Ева до сих пор его любит; вот в чем он себя убедил.
Он дал маху (и теперь ругал себя за это), во всеуслышание похваляясь сегодня вечером на террасе «Замка», будто Еве никуда от него не деться. Зря он это. Надо бы явиться в Ла Банделетту тихо, незаметно, вот так, как он идет сейчас по рю дез Анж с ключом от Евиной виллы в руке.
Вилла Мирамар, где жила Ева, была средняя по левой стороне улицы. Приблизясь к ней, Нед невольно оглянулся на дом напротив. Как и Мирамар, вилла Лоузов представляла собой просторную постройку из белого камня под ярко–красной черепичной крышей и стояла тоже чуть в глубине улицы за высокой стеной с решетчатыми железными воротами.

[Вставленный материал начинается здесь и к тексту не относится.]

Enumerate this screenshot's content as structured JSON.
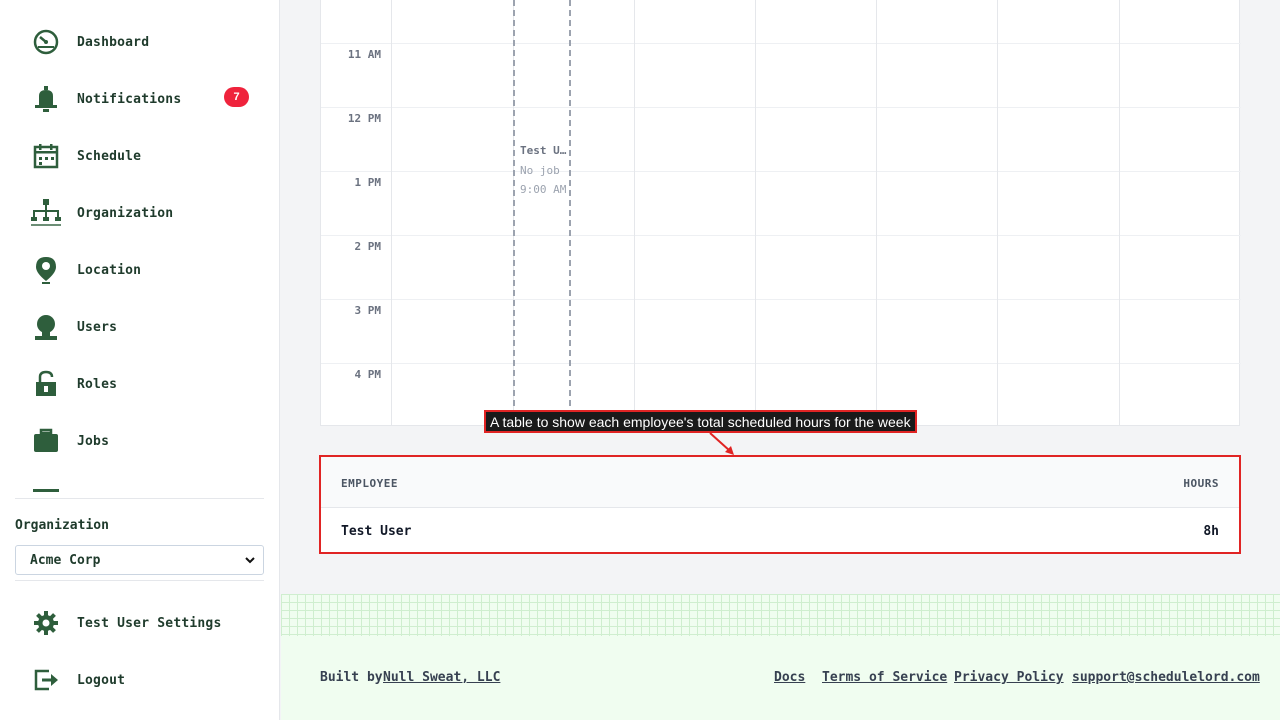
{
  "sidebar": {
    "items": [
      {
        "label": "Dashboard",
        "icon": "dashboard-icon"
      },
      {
        "label": "Notifications",
        "icon": "bell-icon",
        "badge": "7"
      },
      {
        "label": "Schedule",
        "icon": "calendar-icon"
      },
      {
        "label": "Organization",
        "icon": "org-chart-icon"
      },
      {
        "label": "Location",
        "icon": "location-pin-icon"
      },
      {
        "label": "Users",
        "icon": "user-icon"
      },
      {
        "label": "Roles",
        "icon": "lock-icon"
      },
      {
        "label": "Jobs",
        "icon": "briefcase-icon"
      }
    ],
    "org_label": "Organization",
    "org_selected": "Acme Corp",
    "settings_label": "Test User Settings",
    "logout_label": "Logout"
  },
  "calendar": {
    "time_labels": [
      "11 AM",
      "12 PM",
      "1 PM",
      "2 PM",
      "3 PM",
      "4 PM"
    ],
    "event": {
      "title": "Test User",
      "job": "No job",
      "time": "9:00 AM"
    }
  },
  "annotation": "A table to show each employee's total scheduled hours for the week",
  "hours_table": {
    "headers": {
      "employee": "EMPLOYEE",
      "hours": "HOURS"
    },
    "rows": [
      {
        "employee": "Test User",
        "hours": "8h"
      }
    ]
  },
  "footer": {
    "built_by_prefix": "Built by",
    "built_by_link": "Null Sweat, LLC",
    "links": [
      "Docs",
      "Terms of Service",
      "Privacy Policy",
      "support@schedulelord.com"
    ]
  },
  "colors": {
    "accent_green": "#2e5e3c",
    "badge_red": "#ef233c",
    "annotation_red": "#e02424",
    "footer_bg": "#f0fdf0"
  }
}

Увидел Нед как раз то, что и ожидал увидеть. В первом этаже – темно. Во втором этаже – темно, кроме двух светящихся окон в кабинете сэра Мориса. Стальные ставни не закрыты, шторы не задернуты.
– Порядок! – громко сказал Нед и всеми легкими вдохнул душистый прибрежный воздух.
Хотя вряд ли он мог опасаться, что старик его услышит, все же он старался не производить лишнего шума. Он тихонько открыл ворота в стене, которой была обнесена вилла Евы, и заспешил по тропке к парадной двери. Он вставил в замок ключ, оставшийся ему от более светлых, во всяком случае, более бурных дней, снова глубоко вздохнул, помолился про себя языческим богам и двинулся вперед согласно своему плану.
Спит Ева или нет? Темные окна виллы Мирамар ровным счетом ничего не означали. У Евы всегда была кошмарная привычка непременно зашторивать все окна, как только стемнеет.
Но и в прихожей было темно. Запах мебельного лака и кофе – словно въевшийся во все французские жилища – живо напомнил Неду о мельчайших подробностях прошлого. Он ощупью, на цыпочках пробрался к лестнице и стал подниматься.